Share this on social media:

There are a lot of reasons to enthuse about the new release of Mathematica; across the board and not least (from my point of view) the statistics and probability coverage. The headline, however, has to be extended integration with Wolfram Alpha, particularly the use of the linguistic interface to provide natural language lookup.

Most computer algebra packages are working towards increased intuitive access to their power, bringing their methods into the hands of more potential problem solvers, using better entry methods. What is different here is that the user can bring experience or understanding from many other environments and have it interpreted into annotated Mathematica syntax, both enabling and educating in one go.

As a simple example, the Mathematica syntax for plotting a sine wave over one complete revolution is Plot[Sin[x], {x, 0, 6.29}]. Forget the capitalisation, use the wrong sort of bracket or omit one, and, as with any computer language, it doesn’t work. This is enough to put off many potential new users. Now, however, you can start with an equals sign (signalling that you want to call on Alpha) and have a stab at writing it in any common-sense combination of speech and what you know in another system.

For example, ‘plot sine(x) from 0 to 6.29’ will not only produce the required plot but display the correct Mathematica form with associated assumptions. If you try ‘plot sinx from 0..6.29’, that will work too. Tests to such software with new users convince that this is a real leap forward in breaking down barriers, which should be of interest to anyone planning introduction of the software to new or extended audiences. While on this theme of easy deployment, demonstrations can now be produced straight from Mathematica, rather than through Wolfram.

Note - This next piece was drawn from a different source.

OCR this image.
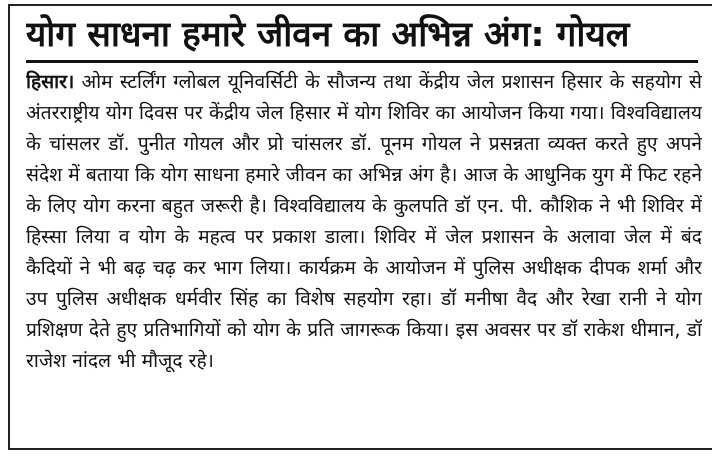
योग साधना हमारे जीवन का अभिन्न अंग: गोयल

हिसार। ओम स्टर्लिंग ग्लोबल यूनिवर्सिटी के सौजन्य तथा केंद्रीय जेल प्रशासन हिसार के सहयोग से अंतरराष्ट्रीय योग दिवस पर केंद्रीय जेल हिसार में योग शिविर का आयोजन किया गया। विश्वविद्यालय के चांसलर डॉ. पुनीत गोयल और प्रो चांसलर डॉ. पूनम गोयल ने प्रसन्नता व्यक्त करते हुए अपने संदेश में बताया कि योग साधना हमारे जीवन का अभिन्न अंग है। आज के आधुनिक युग में फिट रहने के लिए योग करना बहुत जरूरी है। विश्वविद्यालय के कुलपति डॉ एन. पी. कौशिक ने भी शिविर में हिस्सा लिया व योग के महत्व पर प्रकाश डाला। शिविर में जेल प्रशासन के अलावा जेल में बंद कैदियों ने भी बढ़ चढ़ कर भाग लिया। कार्यक्रम के आयोजन में पुलिस अधीक्षक दीपक शर्मा और उप पुलिस अधीक्षक धर्मवीर सिंह का विशेष सहयोग रहा। डॉ मनीषा वैद और रेखा रानी ने योग प्रशिक्षण देते हुए प्रतिभागियों को योग के प्रति जागरूक किया। इस अवसर पर डॉ राकेश धीमान, डॉ राजेश नांदल भी मौजूद रहे।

The equals key modifier does more than just invoke helpful translation, by the way, calling greater or lesser Alpha detail according to usage and context. From being a useful resource, Alpha has moved to become a functional part of the Mathematica package. In a larger sense this Mathematica release may, from a vantage point in the future, be seen as the moment when the blurring distinction between thick and thin clients through internet/desktop integration was symbolically abolished.

A prominent theme is integration of another kind, with Wolfram making a determined effort to make Mathematica a natural home for ever larger parts of a holistic development process embracing plurality of tools and environments. There is a clutch of functions to tempt those whose product is C code, allowing them to move content in both directions – not only to export results from Mathematica to C, but to bring code back in for symbolic handling and compile directly to executable. Dynamic Link Libraries (DLLs) are another similar area, functions being called from within a DLL loaded into the Mathematica kernel and exchanging data with it.

Statistics and probability get a very large infusion of methods and distributions, completely transforming Mathematica’s reach and fetch in this area and inviting re-evaluation of the relationship between science market segments for mathematics and statistics software.  Developments group theory, permutations, graphs and networks closely support this – as, of course, do the extensive developments in mathematical methods which you would expect in any new release.

Other areas, from control systems to financial engineering, are at least as well catered for as you might anticipate, often very much more so. In what has for some time been a market area of rapid and exciting development, this is arguably one of Wolfram’s most significant upgrades.